I am now under the impression that it is simply not true that in an excellent model category every object is cofibrant. Let $\mathbf{S}$ be an excellent model category in which the monoidal structure is the Cartesian one (e.g., simplicial sets). For every $X \in \mathbf{S}$ we may consider the coslice category $\mathbf{S}_{X/}$ with its canonical model structure, in which all three classes are created by the projection $p:\mathbf{S}_{X/} \to \mathbf{S}$. We now note that $p$ creates limits and connected colimits (i.e., colimits indexed by connected diagrams), and in particular pushouts. It then follows that the Cartesian product on $\mathbf{S}_{X/}$ is compatible with the model structure. We now claim that $\mathbf{S}_{X/}$ is an excellent model category (with respect to the Cartesian monoidal structure). First note that $\mathbf{S}_{X/}$ is combinatorial. Property (A2) discussed above follows from the same property for $\mathbf{S}$ since $p:\mathbf{S}_{X/} \to \mathbf{S}$ is a right functor and hence preserves products and monomorphisms (while creating cofibrations by definition). Weak equivalences in $\mathbf{S}_{X/}$ are closed under filtered colimits since $p$ preserves filtered colimits and detects weak equivalences. Finally, the invertibility hypothesis follows from Lemma A.3.2.20 of HTT since we have a left Quillen functor $\mathbf{S} \to \mathbf{S}_{X/}$.

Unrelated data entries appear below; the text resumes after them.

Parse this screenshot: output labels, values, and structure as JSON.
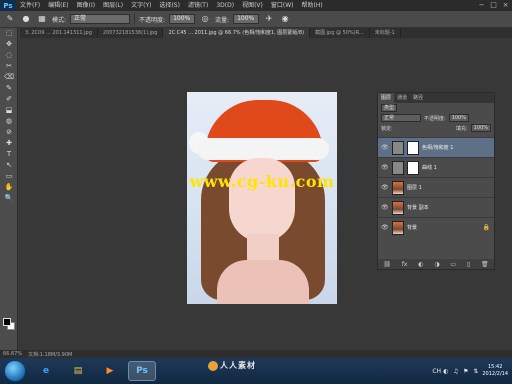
{
  "app": {
    "logo": "Ps"
  },
  "menu": [
    "文件(F)",
    "编辑(E)",
    "图像(I)",
    "图层(L)",
    "文字(Y)",
    "选择(S)",
    "滤镜(T)",
    "3D(D)",
    "视图(V)",
    "窗口(W)",
    "帮助(H)"
  ],
  "window_controls": [
    "−",
    "□",
    "×"
  ],
  "options": {
    "mode_label": "模式:",
    "mode_value": "正常",
    "opacity_label": "不透明度:",
    "opacity_value": "100%",
    "flow_label": "流量:",
    "flow_value": "100%"
  },
  "tabs": [
    "3. 2C09 ... 201.141311.jpg",
    "200732181538(1).jpg",
    "2C.C45 ... 2011.jpg @ 66.7% (色相/饱和度1, 图层蒙版/8)",
    "截图.jpg @ 50%(R...",
    "未标题-1"
  ],
  "active_tab_index": 2,
  "tools": [
    "⬚",
    "✥",
    "◌",
    "✂",
    "⌫",
    "✎",
    "✐",
    "⬓",
    "◍",
    "⊘",
    "✚",
    "T",
    "↖",
    "▭",
    "✋",
    "🔍"
  ],
  "canvas": {
    "watermark": "www.cg-ku.com"
  },
  "layers_panel": {
    "tabs": [
      "图层",
      "通道",
      "路径"
    ],
    "kind_label": "类型",
    "blend_mode": "正常",
    "opacity_label": "不透明度:",
    "opacity_value": "100%",
    "lock_label": "锁定:",
    "fill_label": "填充:",
    "fill_value": "100%",
    "layers": [
      {
        "name": "色相/饱和度 1",
        "selected": true
      },
      {
        "name": "曲线 1",
        "selected": false
      },
      {
        "name": "图层 1",
        "selected": false
      },
      {
        "name": "背景 副本",
        "selected": false
      },
      {
        "name": "背景",
        "selected": false
      }
    ],
    "footer_icons": [
      "⛓",
      "fx",
      "◐",
      "◑",
      "▭",
      "▯",
      "🗑"
    ]
  },
  "status": {
    "zoom": "66.67%",
    "doc": "文档:1.18M/3.90M"
  },
  "taskbar": {
    "apps": [
      "e",
      "▤",
      "▶",
      "Ps"
    ],
    "clock_time": "15:42",
    "clock_date": "2012/2/14",
    "tray_icons": [
      "CH",
      "◐",
      "♫",
      "⚑",
      "⇅"
    ]
  },
  "brand": {
    "text": "人人素材"
  }
}
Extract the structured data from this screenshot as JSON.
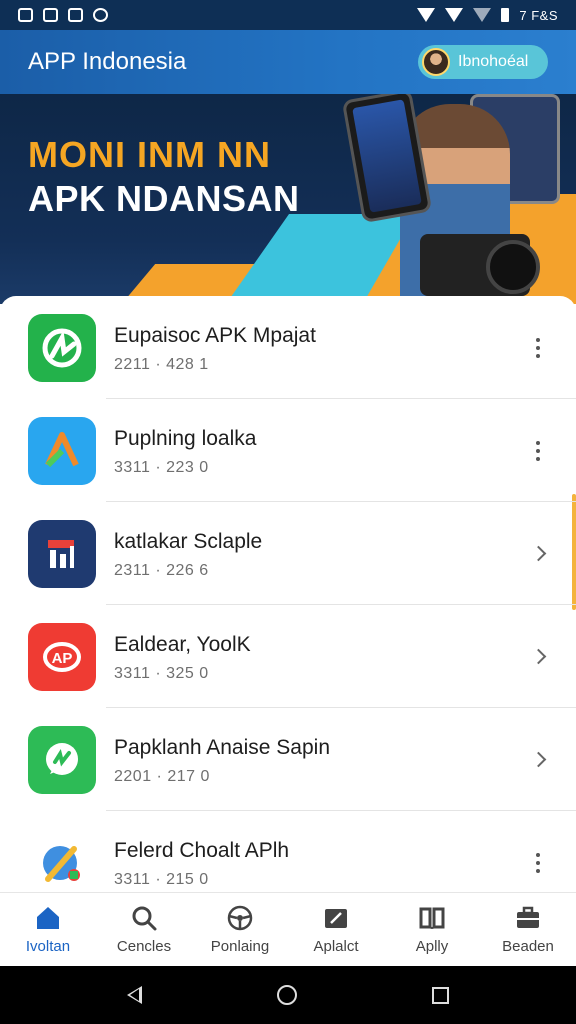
{
  "status_bar": {
    "right_text": "7 F&S"
  },
  "app_bar": {
    "title": "APP Indonesia",
    "profile_label": "Ibnohoéal"
  },
  "banner": {
    "headline_1": "MONI INM NN",
    "headline_2": "APK NDANSAN"
  },
  "apps": [
    {
      "name": "Eupaisoc APK Mpajat",
      "meta": "2211 · 428 1",
      "icon_color": "#23b24b",
      "icon": "pinwheel-icon",
      "action": "more-vertical-icon"
    },
    {
      "name": "Puplning loalka",
      "meta": "3311 · 223 0",
      "icon_color": "#29a6ef",
      "icon": "arrow-a-icon",
      "action": "more-vertical-icon"
    },
    {
      "name": "katlakar Sclaple",
      "meta": "2311 · 226 6",
      "icon_color": "#1f3a70",
      "icon": "flag-chart-icon",
      "action": "chevron-right-icon"
    },
    {
      "name": "Ealdear, YoolK",
      "meta": "3311 · 325 0",
      "icon_color": "#ef3b33",
      "icon": "ap-badge-icon",
      "action": "chevron-right-icon"
    },
    {
      "name": "Papklanh Anaise Sapin",
      "meta": "2201 · 217 0",
      "icon_color": "#2dbb56",
      "icon": "chat-bubble-icon",
      "action": "chevron-right-icon"
    },
    {
      "name": "Felerd Choalt APlh",
      "meta": "3311 · 215 0",
      "icon_color": "#3f8fe0",
      "icon": "pen-map-icon",
      "action": "more-vertical-icon"
    }
  ],
  "bottom_nav": [
    {
      "label": "Ivoltan",
      "icon": "home-icon",
      "active": true
    },
    {
      "label": "Cencles",
      "icon": "search-icon",
      "active": false
    },
    {
      "label": "Ponlaing",
      "icon": "steering-icon",
      "active": false
    },
    {
      "label": "Aplalct",
      "icon": "folder-edit-icon",
      "active": false
    },
    {
      "label": "Aplly",
      "icon": "book-icon",
      "active": false
    },
    {
      "label": "Beaden",
      "icon": "briefcase-icon",
      "active": false
    }
  ],
  "colors": {
    "primary": "#1b64c4",
    "accent_orange": "#f5a623",
    "accent_cyan": "#3cc3dd"
  }
}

On the other hand, $\mathbf{S}_{X/}$ will typically **not** have all its objects cofibrant. Take for example $\mathbf{S}$ to be simplicial sets and $X = \Delta^0 \coprod \Delta^0$, in which case the object $X \to \Delta^0$ is not cofibrant in $\mathbf{S}_{X/}$.

**Edit**: Actually the monoidal product on $\mathbf{S}_{X/}$ cannot not be taken to be the Cartesian one, because the Cartesian product on $\mathbf{S}_{X/}$ doesn't preserve colimits in each variable separately, so this argument doesn't work as is. However, all the rest seems to still be correct, so that $\mathbf{S}_{X/}$ will be an excellent model category as soon as it has **some** compatible monoidal structure. In particular, $\mathbf{S}_{X/}$ satisfies (A2) but not every object is cofibrant in general.

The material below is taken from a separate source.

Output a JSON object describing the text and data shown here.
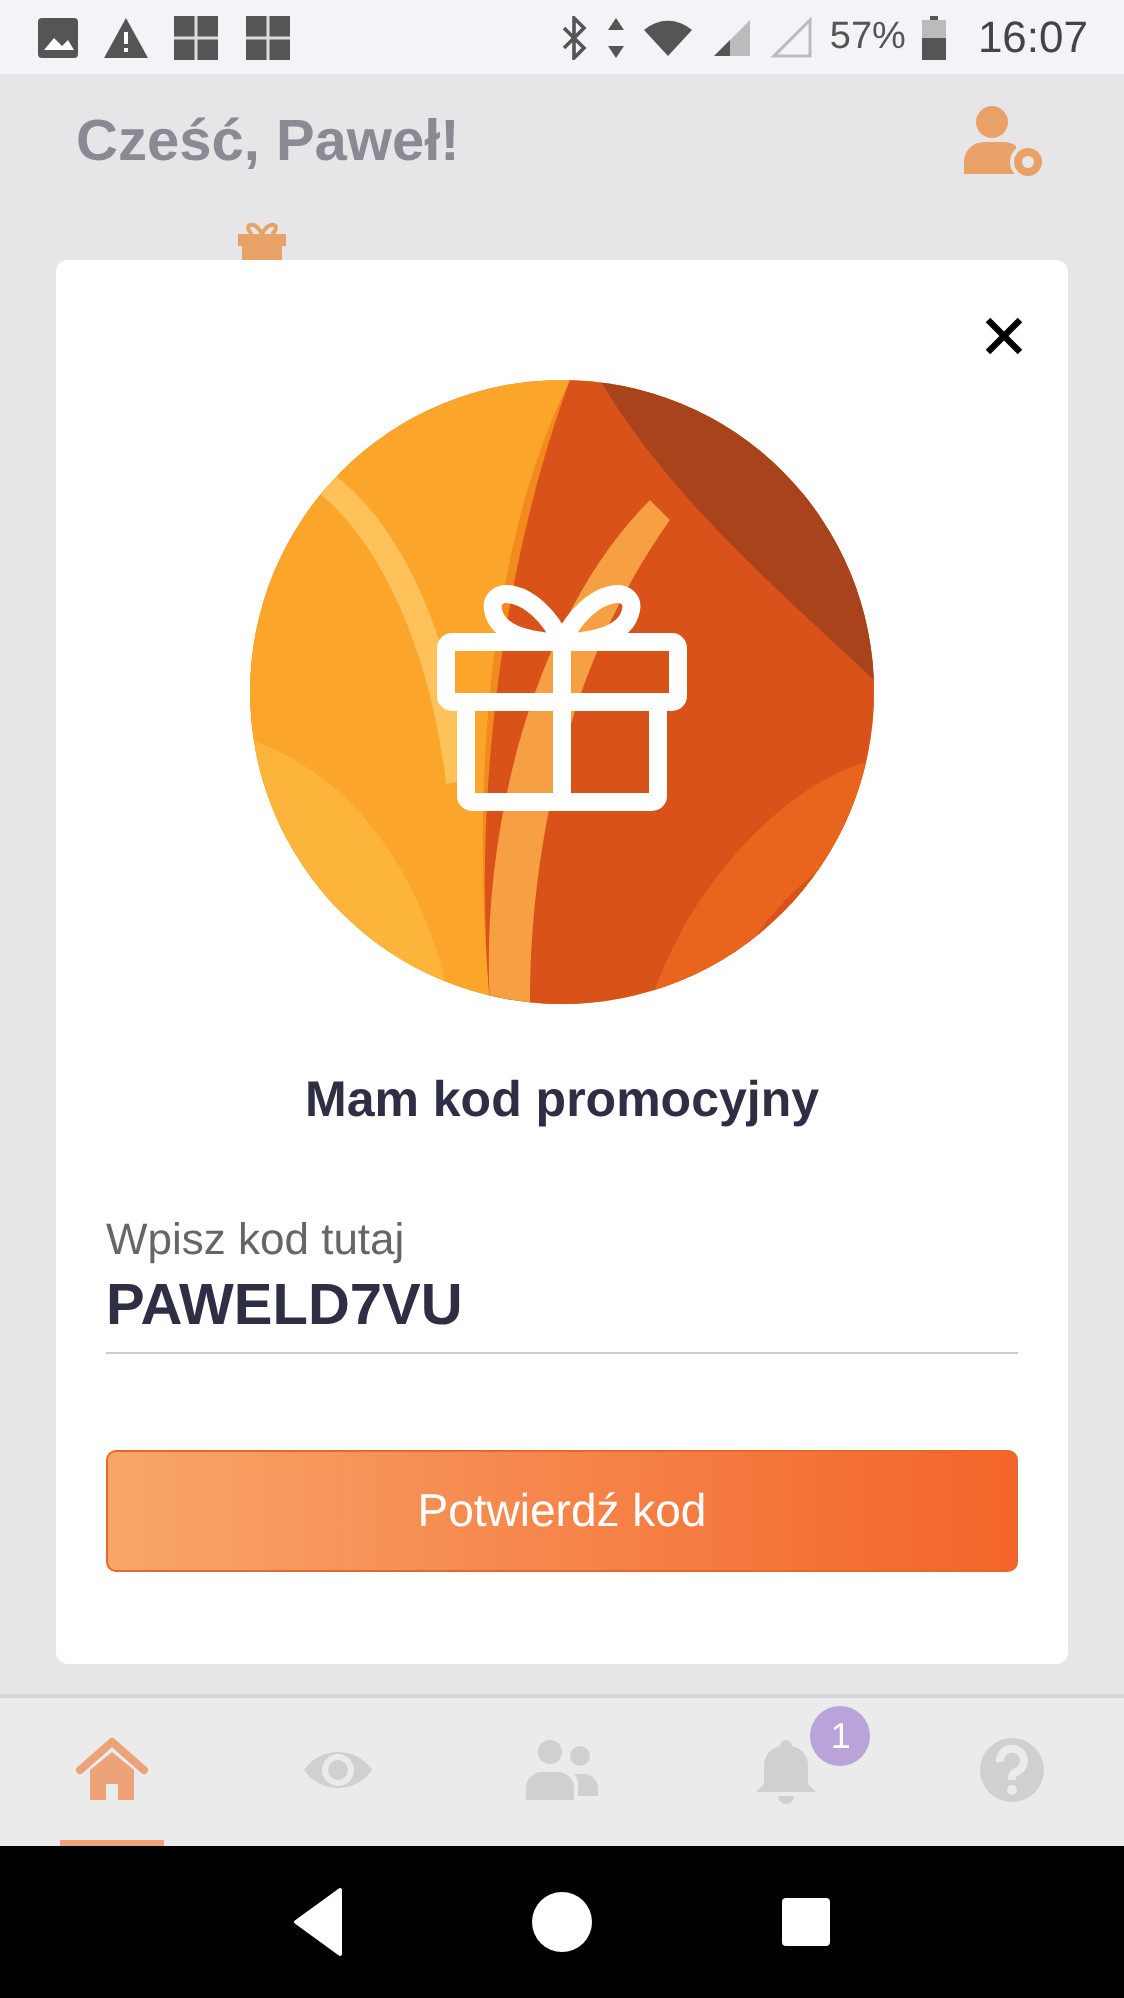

**Second Edit**: Constructing monoidal structures on $\mathbf{S}_{X/}$ turned out to be quite of a headache. However, there is a natural left action of $\mathbf{S}$ on $\mathbf{S}_{X/}$ which is given by
$$ Z \otimes (X \to Y) := X \to X \coprod_{Z \times X} \left[Z \times Y\right] $$
and a natural right action given by
$$ (X \to Y) \otimes Z := X \to X \coprod_{X \times Z} \left[Y \times Z\right] .$$
Here the pushouts are performed with respect to the projections $Z \times X \to X$ and $X \times Z \to X$ respectively (these two actions are naturally isomorphic, but it is convenient to have them written on both sides). These actions preserve colimits in each variable separately, and it is not hard to verify that if the Cartesian product on $\mathbf{S}$ satisfies the pushout-product axiom then these actions satisfy the pushout-product axiom as well. We may hence think of $\mathbf{S}_{X/}$ as a bimodule model category over $\mathbf{S}$. In this case we can construct a new (non-Cartesian) monoidal model category, the "square-zero extension" $\mathbf{S}_{X/} \rtimes \mathbf{S}$, whose underlying model category is the product model category $\mathbf{S}_{X/} \times \mathbf{S}$, and such that
$$(Z,X \to Y) \otimes (Z',X' \to Y') := (Z \times Z',\left[Z \otimes (X' \to Y')\right] \coprod \left[(X \to Y) \otimes Z'\right])$$
When $\mathbf{S}$ is an excellent Cartesian model category (e.g. simplicial sets) then $\mathbf{S}_{/X}$ satisfies all the axioms of an excellent model category except the existence of a monoidal structure (see above). This implies that the monoidal model category $\mathbf{S}_{X/} \rtimes \mathbf{S}$ is actually an excellent model category. However, in general not every object in $\mathbf{S}_{X/} \rtimes \mathbf{S}$ is cofibrant, e.g. when $\mathbf{S}$ is simplicial sets and $X = \Delta^0 \coprod \Delta^0$.

The conclusion of this discussion is not that provocative. Since the condition that every object is cofibrant is required (or at least used) for setting up a model structure on $\mathbf{S}$-enriched categories (see Proposition A.3.2.4 of HTT), all this means is that one should simply add "every object is cofibrant" to the list of axioms defining an excellent model category.